While it was expected that the Stiechen would break the previous auction record, more of a surprise was the exorbitant prices paid for many of the lesser works of the sale. Most notably, a group of three Jaromir Funke print went for 18 times the top of the estimate given by Sotheby’s. The heated battle on the auction floor lead to a buyer’s price far and away above the typical values for top Funke prints on the retail market. The estimate was set at $5,000 to $7,000 but sold for $130,000, without buyer's premiums, to a private client.
This means good things for Sotheby's but may be mixed for private dealers and galleries. In this sale it practically became standard for each lot to sell for at least double its estimate. Yet comparable pieces for many of these expensive lots can be found on the retail market for prices much closer to the estimates. The main difference is that the photographs in this sale all came with such sterling provenance. Perhaps the most interesting result of this sale will be to see how galleries and dealers adjust the values of their wares, if at all.
Another aspect to consider is the role of the actual artists in the rapidly escalating auction market. Photographers tend to be more closely involved with the galleries that represent them than with auctions. Auction houses do receive works from artists' estates, but more often auction consignments come from people other than the artist or estate. Case in point, the record-breaking Prince photograph was put up for sale at Christie's by an anonymous consignor.
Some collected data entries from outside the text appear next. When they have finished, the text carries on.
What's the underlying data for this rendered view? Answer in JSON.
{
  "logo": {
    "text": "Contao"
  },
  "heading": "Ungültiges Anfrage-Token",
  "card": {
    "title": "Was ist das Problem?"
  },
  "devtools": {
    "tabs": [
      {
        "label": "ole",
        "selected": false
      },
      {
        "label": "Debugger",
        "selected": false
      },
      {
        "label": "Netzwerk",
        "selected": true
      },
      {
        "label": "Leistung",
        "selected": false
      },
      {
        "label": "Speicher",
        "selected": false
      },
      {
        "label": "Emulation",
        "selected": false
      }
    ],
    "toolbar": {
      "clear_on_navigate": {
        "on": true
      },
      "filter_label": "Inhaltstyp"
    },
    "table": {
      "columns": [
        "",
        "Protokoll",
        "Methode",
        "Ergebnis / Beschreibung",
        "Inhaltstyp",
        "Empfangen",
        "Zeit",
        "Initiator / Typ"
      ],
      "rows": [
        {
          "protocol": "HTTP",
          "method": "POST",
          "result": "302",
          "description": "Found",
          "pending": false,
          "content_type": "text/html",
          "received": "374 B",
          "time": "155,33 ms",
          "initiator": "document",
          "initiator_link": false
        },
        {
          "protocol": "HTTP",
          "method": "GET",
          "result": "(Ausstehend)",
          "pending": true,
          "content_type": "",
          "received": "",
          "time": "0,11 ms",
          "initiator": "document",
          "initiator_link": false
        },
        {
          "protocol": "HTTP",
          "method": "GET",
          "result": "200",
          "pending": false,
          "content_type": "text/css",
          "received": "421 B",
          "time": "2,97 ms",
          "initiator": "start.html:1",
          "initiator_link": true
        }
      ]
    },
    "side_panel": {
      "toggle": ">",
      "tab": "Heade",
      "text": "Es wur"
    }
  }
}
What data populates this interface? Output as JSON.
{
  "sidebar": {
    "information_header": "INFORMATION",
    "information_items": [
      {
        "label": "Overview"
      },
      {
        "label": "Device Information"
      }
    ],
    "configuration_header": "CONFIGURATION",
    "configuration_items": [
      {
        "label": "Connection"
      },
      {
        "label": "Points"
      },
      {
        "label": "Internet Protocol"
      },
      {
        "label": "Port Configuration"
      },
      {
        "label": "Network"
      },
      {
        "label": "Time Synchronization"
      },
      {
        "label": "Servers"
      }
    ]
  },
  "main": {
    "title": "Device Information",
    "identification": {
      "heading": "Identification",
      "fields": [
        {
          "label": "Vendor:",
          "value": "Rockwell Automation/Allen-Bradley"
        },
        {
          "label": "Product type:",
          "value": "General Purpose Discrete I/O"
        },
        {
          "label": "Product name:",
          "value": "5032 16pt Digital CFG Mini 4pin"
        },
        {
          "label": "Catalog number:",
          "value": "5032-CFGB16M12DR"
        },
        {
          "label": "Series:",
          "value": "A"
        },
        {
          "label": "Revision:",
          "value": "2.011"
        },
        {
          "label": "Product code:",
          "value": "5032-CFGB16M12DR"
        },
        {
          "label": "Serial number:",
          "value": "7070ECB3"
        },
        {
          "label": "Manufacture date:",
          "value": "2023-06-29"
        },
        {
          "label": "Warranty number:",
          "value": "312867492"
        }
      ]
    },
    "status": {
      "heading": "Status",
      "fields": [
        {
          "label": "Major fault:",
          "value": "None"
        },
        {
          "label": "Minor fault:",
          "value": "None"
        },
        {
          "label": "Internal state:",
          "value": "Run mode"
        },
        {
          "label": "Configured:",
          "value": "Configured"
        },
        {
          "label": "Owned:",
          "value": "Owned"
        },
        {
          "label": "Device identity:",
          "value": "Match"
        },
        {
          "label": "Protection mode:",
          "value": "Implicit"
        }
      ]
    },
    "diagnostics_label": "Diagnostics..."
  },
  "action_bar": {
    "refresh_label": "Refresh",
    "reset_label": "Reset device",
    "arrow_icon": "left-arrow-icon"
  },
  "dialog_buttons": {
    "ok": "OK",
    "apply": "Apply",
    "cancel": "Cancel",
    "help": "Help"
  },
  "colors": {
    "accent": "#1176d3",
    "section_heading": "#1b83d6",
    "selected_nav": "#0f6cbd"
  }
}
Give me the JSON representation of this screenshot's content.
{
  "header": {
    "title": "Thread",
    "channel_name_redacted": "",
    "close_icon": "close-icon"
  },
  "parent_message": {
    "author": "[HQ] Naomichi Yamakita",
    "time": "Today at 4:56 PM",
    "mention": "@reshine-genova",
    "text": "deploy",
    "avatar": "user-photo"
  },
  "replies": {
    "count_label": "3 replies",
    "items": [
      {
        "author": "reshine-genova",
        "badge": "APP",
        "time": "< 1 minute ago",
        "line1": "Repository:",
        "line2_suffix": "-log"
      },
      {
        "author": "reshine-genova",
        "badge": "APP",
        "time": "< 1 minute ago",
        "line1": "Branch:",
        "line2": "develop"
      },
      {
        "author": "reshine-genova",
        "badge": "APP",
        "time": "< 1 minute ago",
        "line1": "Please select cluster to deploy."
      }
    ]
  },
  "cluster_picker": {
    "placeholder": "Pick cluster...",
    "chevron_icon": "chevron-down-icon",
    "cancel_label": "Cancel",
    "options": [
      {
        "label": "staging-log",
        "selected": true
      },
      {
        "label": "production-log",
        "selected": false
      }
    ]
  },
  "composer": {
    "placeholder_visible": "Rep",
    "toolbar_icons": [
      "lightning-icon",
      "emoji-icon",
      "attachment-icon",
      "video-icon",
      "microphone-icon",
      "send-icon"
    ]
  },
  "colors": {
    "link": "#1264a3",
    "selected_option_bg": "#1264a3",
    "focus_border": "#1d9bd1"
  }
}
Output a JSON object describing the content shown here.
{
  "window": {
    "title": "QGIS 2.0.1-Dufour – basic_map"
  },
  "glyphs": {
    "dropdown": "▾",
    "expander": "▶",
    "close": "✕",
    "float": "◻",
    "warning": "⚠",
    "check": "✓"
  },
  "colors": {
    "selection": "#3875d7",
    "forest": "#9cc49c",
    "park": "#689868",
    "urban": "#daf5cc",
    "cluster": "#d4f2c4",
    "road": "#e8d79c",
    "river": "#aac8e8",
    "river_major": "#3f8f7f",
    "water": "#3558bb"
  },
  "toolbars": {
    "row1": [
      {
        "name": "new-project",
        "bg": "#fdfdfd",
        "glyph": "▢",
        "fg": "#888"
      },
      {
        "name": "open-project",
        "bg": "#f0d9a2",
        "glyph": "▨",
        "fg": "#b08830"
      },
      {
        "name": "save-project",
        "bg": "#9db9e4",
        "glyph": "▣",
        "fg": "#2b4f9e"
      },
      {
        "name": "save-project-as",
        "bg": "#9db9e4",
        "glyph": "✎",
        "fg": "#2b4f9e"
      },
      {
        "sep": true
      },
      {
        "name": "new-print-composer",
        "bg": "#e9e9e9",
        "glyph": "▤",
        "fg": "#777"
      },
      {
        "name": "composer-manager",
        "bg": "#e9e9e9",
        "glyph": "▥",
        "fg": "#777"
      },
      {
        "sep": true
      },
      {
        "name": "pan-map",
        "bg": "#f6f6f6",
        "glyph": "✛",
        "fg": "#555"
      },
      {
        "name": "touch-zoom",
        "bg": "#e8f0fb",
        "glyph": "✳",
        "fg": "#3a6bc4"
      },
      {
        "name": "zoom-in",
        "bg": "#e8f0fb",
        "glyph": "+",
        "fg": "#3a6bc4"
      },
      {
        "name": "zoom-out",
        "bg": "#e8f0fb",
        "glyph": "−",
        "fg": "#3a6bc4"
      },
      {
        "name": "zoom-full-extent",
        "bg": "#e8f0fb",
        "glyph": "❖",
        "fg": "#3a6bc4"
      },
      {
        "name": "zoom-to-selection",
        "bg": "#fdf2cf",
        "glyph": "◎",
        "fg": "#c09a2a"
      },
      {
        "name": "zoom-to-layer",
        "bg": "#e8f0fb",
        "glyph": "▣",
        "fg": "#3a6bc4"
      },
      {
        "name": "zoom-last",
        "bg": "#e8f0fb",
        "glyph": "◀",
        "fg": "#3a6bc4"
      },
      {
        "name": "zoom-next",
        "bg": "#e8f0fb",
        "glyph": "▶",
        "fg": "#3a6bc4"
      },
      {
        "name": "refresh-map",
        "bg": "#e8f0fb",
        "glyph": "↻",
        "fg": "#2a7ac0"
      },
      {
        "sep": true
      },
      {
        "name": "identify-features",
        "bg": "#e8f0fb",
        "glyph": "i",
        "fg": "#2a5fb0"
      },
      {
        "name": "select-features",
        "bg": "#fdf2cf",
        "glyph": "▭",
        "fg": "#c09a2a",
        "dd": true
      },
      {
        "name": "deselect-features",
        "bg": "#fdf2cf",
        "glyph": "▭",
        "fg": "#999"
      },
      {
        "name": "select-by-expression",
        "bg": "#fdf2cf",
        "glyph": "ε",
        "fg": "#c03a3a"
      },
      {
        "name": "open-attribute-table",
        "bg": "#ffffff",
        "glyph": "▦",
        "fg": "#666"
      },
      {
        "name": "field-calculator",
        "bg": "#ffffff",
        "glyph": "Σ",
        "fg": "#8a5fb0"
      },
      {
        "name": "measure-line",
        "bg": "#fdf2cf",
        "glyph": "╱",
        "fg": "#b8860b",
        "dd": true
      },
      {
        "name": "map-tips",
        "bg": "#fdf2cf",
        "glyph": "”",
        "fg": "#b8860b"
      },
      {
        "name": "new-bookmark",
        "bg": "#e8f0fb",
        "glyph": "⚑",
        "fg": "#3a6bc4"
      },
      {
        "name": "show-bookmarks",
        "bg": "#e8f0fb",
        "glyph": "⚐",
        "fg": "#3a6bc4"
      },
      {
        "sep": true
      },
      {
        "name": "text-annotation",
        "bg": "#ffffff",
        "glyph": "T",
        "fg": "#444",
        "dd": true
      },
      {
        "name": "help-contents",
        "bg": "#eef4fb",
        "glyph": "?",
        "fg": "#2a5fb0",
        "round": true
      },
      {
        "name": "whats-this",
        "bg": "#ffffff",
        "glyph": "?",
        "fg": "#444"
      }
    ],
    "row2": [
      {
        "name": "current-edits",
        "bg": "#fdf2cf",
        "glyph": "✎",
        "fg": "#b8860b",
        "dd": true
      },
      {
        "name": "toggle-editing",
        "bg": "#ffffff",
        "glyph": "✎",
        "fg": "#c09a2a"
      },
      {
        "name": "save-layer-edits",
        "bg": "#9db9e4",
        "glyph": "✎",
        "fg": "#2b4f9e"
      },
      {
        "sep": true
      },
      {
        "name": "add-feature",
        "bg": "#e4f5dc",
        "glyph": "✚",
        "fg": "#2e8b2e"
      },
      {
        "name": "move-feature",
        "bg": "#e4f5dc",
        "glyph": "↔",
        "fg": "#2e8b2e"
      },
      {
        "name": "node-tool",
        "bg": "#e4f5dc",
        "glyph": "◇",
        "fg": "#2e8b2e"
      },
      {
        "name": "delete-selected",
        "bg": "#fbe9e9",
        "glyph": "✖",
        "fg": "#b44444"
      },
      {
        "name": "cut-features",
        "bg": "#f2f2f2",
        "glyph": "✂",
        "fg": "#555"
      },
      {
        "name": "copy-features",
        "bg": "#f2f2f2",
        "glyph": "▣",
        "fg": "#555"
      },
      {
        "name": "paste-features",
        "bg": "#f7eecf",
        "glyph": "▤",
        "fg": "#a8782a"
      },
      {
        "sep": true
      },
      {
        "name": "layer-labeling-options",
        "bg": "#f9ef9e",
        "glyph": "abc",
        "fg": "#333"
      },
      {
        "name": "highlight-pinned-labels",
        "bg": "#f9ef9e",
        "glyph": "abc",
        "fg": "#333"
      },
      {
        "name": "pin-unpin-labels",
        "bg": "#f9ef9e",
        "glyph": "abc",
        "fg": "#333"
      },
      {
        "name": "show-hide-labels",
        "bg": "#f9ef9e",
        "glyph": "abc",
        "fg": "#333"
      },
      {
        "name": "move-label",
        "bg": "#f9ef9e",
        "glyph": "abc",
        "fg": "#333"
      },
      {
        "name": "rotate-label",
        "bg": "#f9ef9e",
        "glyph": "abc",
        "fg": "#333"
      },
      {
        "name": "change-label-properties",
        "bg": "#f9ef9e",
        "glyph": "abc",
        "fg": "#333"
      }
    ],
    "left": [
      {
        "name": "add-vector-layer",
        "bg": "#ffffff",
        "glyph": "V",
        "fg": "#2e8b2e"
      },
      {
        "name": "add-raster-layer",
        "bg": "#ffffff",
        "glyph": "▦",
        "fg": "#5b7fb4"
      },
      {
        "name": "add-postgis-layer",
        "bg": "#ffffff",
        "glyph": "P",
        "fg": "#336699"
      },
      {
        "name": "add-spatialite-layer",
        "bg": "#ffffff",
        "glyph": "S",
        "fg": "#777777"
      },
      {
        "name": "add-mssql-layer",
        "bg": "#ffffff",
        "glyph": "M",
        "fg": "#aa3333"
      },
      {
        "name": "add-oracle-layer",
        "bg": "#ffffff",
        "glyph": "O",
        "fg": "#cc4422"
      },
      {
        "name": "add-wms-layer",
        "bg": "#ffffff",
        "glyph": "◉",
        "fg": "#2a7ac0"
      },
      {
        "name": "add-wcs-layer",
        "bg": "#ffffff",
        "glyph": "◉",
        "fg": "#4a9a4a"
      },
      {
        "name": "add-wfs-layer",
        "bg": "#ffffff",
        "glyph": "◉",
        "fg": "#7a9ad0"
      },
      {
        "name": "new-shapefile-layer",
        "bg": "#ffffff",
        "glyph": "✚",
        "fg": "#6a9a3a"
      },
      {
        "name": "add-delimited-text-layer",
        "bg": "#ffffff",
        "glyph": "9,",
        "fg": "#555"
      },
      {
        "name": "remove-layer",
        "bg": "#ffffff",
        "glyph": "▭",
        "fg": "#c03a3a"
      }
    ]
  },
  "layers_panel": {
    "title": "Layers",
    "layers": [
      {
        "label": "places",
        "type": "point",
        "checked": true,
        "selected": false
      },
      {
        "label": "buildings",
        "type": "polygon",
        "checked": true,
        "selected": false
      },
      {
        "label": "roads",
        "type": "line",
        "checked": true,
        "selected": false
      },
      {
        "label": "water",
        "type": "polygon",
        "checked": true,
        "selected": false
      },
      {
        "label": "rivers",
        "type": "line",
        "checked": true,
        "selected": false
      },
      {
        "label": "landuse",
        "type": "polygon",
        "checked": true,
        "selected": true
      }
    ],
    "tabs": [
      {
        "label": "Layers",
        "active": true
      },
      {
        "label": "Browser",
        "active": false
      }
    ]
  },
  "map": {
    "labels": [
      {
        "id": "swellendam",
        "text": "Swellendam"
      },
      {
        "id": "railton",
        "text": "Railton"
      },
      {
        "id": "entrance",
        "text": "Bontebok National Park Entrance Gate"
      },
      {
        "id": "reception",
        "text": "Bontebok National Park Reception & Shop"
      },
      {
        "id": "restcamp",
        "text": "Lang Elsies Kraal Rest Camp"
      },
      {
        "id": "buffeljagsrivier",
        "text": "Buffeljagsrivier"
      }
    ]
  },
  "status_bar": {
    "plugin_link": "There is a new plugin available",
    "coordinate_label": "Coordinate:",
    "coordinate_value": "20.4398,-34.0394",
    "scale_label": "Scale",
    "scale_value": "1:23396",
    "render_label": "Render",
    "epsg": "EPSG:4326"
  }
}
Prince himself was so uninvolved in the process that he was, according to PDN, "at home wrestling with [his] 8-year-old daughter in [his] bed watching the World Series of Poker, eating the last of [their] Halloween candy" while his photograph made auction history.
This week witnessed a truly historical event for the esteem of photographs in the larger art market. While this record may not be broken for some time, it is clear that the photography market is on the rise. This will always be a good thing for collectors. But for many in the photo world, the question now is: Who will be able to cash in?